Voici quelques domaines où leur expertise s’impose :
- La modélisation du prix des options, qui exige une compréhension fine des aléas de marché et des outils de simulation sophistiqués ;
- La surveillance permanente de la liquidité, pour éviter que des transactions massives ne grippent la machine ;
- La collatéralisation et la compensation des transactions, des opérations complexes devenues centrales dans les échanges interbancaires.
Depuis la crise financière de 2008, le regard porté sur les modèles a changé. Les risk-managers, souvent formés dans les mêmes filières, s’emploient à traquer les faiblesses des algorithmes et à conjuguer la précision mathématique avec les contraintes de la régulation financière. Les pratiques s’ajustent : la titrisation est passée au peigne fin, la spéculation ne s’improvise plus, l’arbitrage se veut plus méthodique. Les régulateurs et les agences de notation ont raffermi leur contrôle, marquant une nouvelle ère depuis les subprimes.

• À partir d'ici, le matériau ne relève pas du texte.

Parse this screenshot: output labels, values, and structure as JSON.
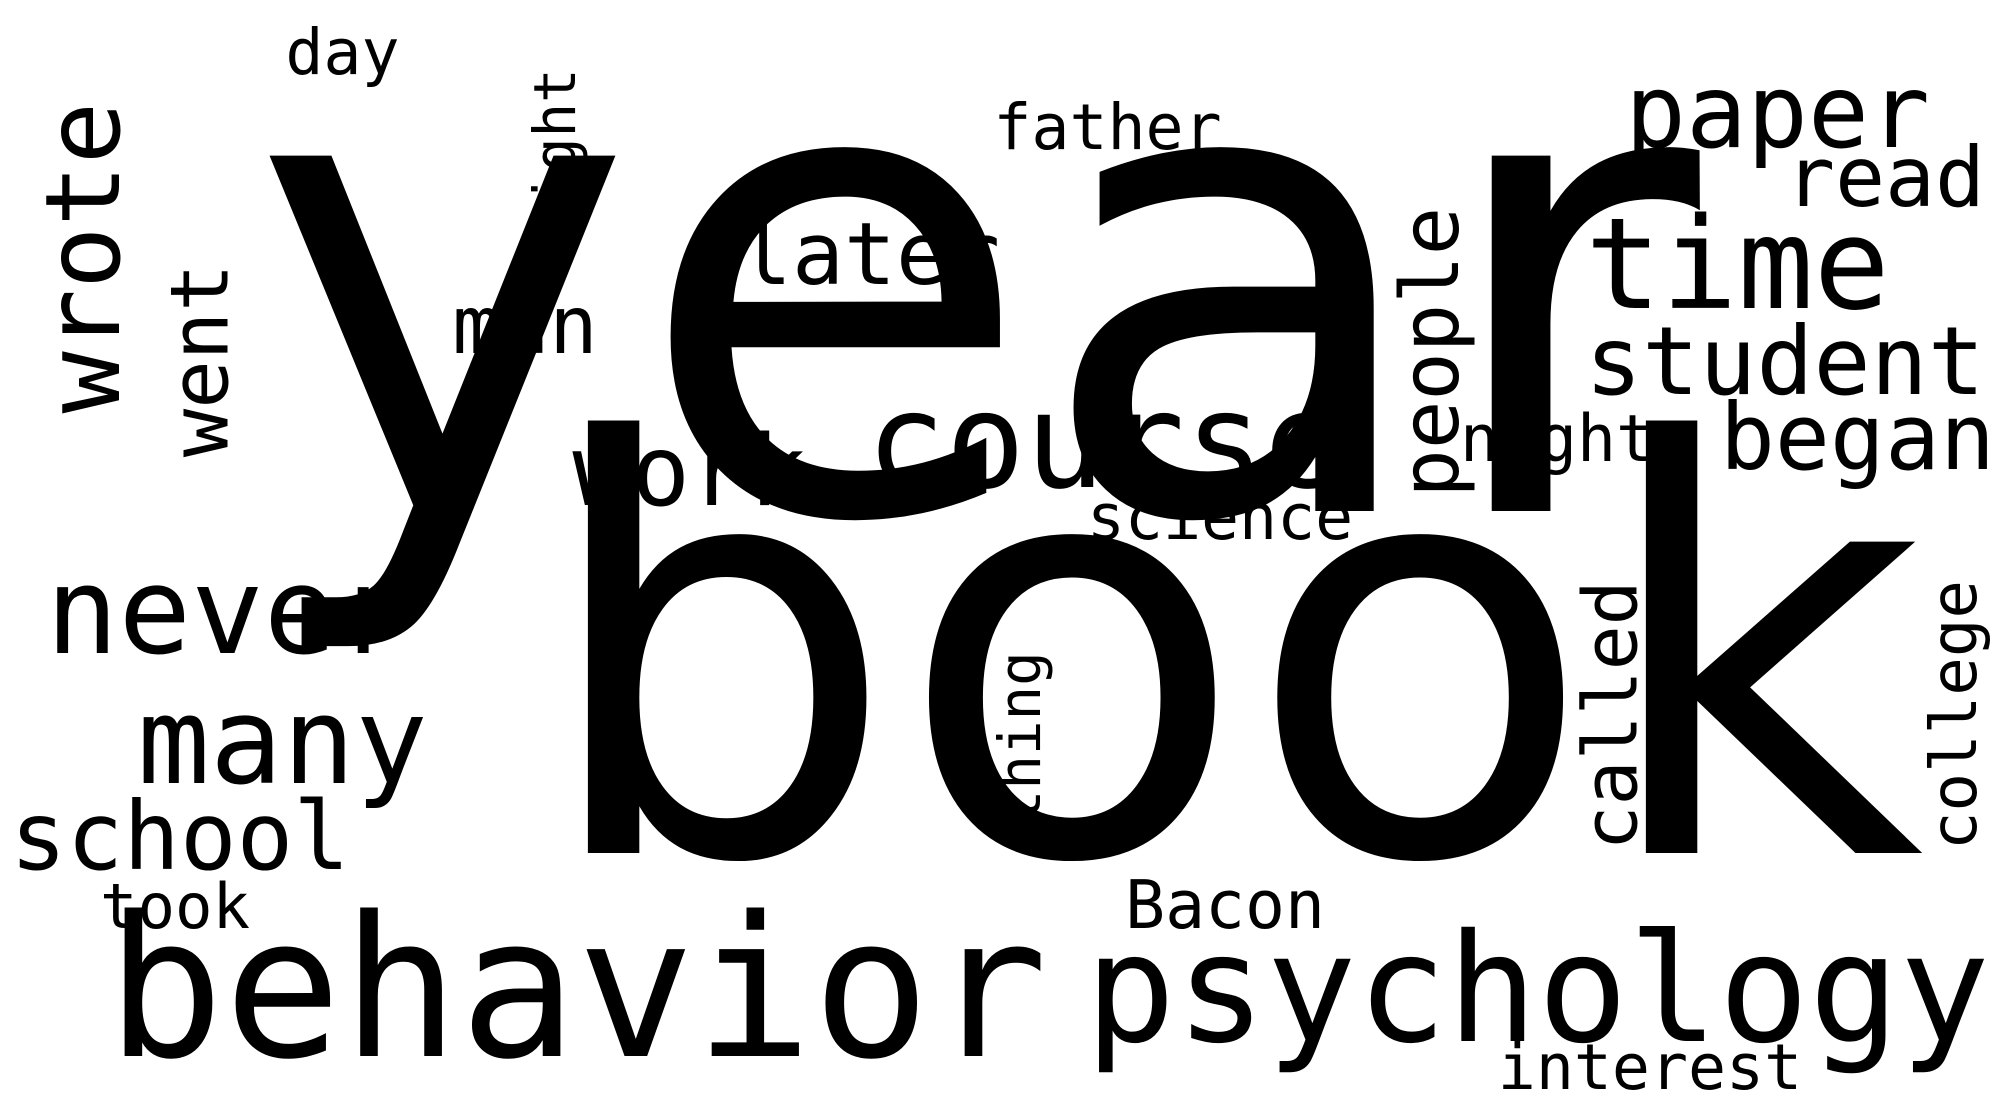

Le contenu des formations françaises a constamment évolué pour répondre à ces nouveaux enjeux. Quant à la trajectoire professionnelle des quants, elle met en lumière ce subtil mélange de rigueur et de sens du risque. Chaque embauche, chaque promotion s’accompagne d’une réflexion sur l’éthique, la fiabilité des algorithmes, leur influence sur l’équilibre financier global. L’héritage de Nicole El Karoui ne s’affiche pas dans les titres de chapitres, mais dans l’attitude intellectuelle transmise : celle qui conjugue exigence scientifique et conscience collective. Un sillage discret, mais indélébile, et qui, demain encore, guidera les prochaines révolutions de la finance française.